Em consequência disso, o papel do professor tornou-se cada vez mais complexo, ao ponto de ser, hoje, preferível falarmos de multiplicidade de papéis que lhe são comummente atribuídos e exigidos (daí que Debesse fale lapidarmente da concepção multifuncional do docente). Ele é, com efeito, planificador, avaliador, director de turma, presidente de reunião de conselho de turma e/ou disciplinar, acompanhante (como por exemplo em visitas de estudo que, nos moldes actuais, não passam de actividades de carácter sócio-recreativo e extracurricular), coordenador/planificador de projectos (entre outros, o Projecto Curricular, cuja concretização não foge inevitavelmente à letargia e à agonia), mediador de conflitos e de expectativas, vigilante, corrector, relator, copista (designadamente de materiais administrativos, dado que são os professores que abrem e encerram o ano lectivo – pelo que a Administração Pública se viu, de repente, valorada de uma mão-de-obra puramente gratuita…).
Ora, no meio de tantas tarefas – e receio não ter sido exaustivo –, que desqualifica o docente e que o despersonaliza até à exaustão, apetece perguntar: onde é que está a tarefa central do docente, que deve ser justamente a de resolver as questões didáctico-pedagógicas e a de gerir a complexa questão do saber?
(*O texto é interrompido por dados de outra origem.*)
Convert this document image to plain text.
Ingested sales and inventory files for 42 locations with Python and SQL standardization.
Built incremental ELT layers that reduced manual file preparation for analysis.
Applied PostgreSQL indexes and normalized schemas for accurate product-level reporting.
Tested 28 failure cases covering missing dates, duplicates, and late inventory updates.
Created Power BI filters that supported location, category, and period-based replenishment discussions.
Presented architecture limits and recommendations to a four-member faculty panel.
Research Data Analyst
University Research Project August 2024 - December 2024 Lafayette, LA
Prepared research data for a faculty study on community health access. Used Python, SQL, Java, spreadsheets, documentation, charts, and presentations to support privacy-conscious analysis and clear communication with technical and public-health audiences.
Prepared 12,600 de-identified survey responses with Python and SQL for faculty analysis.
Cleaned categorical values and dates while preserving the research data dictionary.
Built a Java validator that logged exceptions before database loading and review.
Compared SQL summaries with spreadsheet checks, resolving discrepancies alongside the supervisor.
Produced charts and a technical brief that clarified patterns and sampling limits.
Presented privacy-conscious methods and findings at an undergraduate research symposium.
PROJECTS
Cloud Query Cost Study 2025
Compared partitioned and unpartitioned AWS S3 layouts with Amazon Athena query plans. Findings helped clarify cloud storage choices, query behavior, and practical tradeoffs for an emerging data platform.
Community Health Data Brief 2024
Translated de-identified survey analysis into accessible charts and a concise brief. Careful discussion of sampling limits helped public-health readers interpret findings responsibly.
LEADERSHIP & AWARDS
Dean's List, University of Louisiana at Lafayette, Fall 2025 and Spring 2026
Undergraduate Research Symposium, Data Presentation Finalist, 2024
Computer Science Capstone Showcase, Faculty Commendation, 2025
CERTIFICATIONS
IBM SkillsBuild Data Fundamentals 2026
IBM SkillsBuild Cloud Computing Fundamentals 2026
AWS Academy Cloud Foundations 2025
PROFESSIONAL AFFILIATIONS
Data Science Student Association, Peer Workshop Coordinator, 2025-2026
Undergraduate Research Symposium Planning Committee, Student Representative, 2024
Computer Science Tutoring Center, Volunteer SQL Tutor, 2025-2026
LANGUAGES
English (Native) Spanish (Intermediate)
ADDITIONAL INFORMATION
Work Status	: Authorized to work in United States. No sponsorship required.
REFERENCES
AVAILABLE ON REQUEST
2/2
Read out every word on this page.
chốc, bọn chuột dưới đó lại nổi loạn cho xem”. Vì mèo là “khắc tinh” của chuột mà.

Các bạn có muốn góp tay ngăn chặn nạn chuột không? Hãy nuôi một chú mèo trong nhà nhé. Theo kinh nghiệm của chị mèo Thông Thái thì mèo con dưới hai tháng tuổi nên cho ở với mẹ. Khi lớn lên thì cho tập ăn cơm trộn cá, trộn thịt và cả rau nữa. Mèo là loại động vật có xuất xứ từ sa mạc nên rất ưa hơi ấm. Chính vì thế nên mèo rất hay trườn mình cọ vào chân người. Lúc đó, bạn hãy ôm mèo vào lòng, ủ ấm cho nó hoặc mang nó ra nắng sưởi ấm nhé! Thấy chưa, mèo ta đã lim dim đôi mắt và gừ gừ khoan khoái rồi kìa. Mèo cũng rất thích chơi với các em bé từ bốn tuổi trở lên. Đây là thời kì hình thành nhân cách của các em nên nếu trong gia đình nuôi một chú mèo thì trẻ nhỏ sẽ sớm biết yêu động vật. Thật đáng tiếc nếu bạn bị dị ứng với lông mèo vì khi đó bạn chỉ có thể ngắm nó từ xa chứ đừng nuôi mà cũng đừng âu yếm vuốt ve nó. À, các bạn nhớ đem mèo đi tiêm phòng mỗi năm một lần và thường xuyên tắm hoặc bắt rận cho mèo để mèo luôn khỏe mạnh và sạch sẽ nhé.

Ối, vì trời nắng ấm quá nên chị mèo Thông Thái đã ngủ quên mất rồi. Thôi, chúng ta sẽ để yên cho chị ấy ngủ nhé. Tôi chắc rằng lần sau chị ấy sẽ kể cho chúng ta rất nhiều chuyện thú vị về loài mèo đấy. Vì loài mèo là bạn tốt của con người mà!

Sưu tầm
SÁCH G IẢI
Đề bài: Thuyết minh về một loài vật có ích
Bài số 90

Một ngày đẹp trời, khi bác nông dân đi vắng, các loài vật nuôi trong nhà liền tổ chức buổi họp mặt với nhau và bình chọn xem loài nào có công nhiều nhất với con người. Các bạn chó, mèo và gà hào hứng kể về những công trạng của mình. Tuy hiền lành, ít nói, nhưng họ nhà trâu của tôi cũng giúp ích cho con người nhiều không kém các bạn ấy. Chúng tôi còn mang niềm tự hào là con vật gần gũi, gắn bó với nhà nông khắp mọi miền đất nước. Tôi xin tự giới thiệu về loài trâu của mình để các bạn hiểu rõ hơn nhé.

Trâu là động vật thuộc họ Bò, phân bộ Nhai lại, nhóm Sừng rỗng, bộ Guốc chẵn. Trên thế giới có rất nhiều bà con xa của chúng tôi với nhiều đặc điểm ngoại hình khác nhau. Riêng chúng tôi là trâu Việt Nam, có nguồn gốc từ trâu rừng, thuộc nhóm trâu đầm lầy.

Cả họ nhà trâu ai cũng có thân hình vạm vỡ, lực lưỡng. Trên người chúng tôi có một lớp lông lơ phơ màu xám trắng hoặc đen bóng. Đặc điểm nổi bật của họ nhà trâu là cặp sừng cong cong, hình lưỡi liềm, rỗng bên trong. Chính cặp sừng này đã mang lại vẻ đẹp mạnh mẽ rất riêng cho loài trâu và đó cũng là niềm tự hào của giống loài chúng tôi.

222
Não se iludam os optimistas! Parece óbvio que, por detrás de todas estas transformações, que, no plano prático, se traduzem numa intensificação do trabalho e da função docentes (decentes?) encontramos um denominador comum: a preocupação com a eficácia dos métodos carreados, e, de forma correlata, com o sucesso escolar. É que, note-se, nos métodos ditos expositivos, o magister não tinha de se preocupar com o feedback, isto é, não tinha que ver com a retroalimentação da sua plateia: o modo era o da transmissão linear de conhecimentos e de matérias compartimentadas até aos limites da razoabilidade (filosofia curricular tributária, em larga medida, da visão cartesiana da matéria...), o que significa que o ensino magistral tinha um único sentido e, por conseguinte, o insucesso, esse, era imputado à proveniência social do aluno, ao meio socioeconómico da família ou a qualquer indicador taxonómico de recurso e não contemplava, em caso algum, o aluno na sua relação com o processo de aprendizagem.
Contudo, no mundo contemporâneo, o professor, esse, coloca-se preferencialmente no lado oposto (não obstante esta glorificação do aluno me parecer um non-sense), pois que o docente não pode abdicar da sua investidura, como sublinha Bourdieu e Passeron, ou, dito por outras palavras, o docente não pode deixar de exercer a autoridade legal que a escola lhe confere: ele, o docente, surge como directamente implicado em todo o processo. Todavia, o fiel da balança avaliativa encontra-se, doravante, do seu lado, até porque tem, hoje, consciência de que o insucesso é,sobretudo, de natureza relacional, isto é, encontra-se situado algures no ponto de intersecção de vários factores emergentes, que se prendem, no essencial, com as relações que o aluno estabelece com a Escola, com a sua história individual e com a seu próprio estádio desenvolvimental, ou seja, com as relações que vai pari passu cimentando na sua dimensão social e familiar (daí que se tenham criado as aulas de Apoio Acrescido – o que implica o reconhecimento da existência de classes desfavorecidas que necessitam de uma maior aculturação do que outras (cf. Benavente, Ana; Correia, Adelaide (1981) Obstáculos ao Sucesso na Escola Primária. Lisboa: Instituto de Estudos para o Desenvolvimento) e também na relação que ele estabelece com os instrumentos pedagógicos postos em prática, com a metodologia carreada para a cena didáctica, com as actividades sugeridas – em suma, o insucesso, sob este ângulo, vem colocar em causa a eficácia e a linha praxeológica do trabalho do professor.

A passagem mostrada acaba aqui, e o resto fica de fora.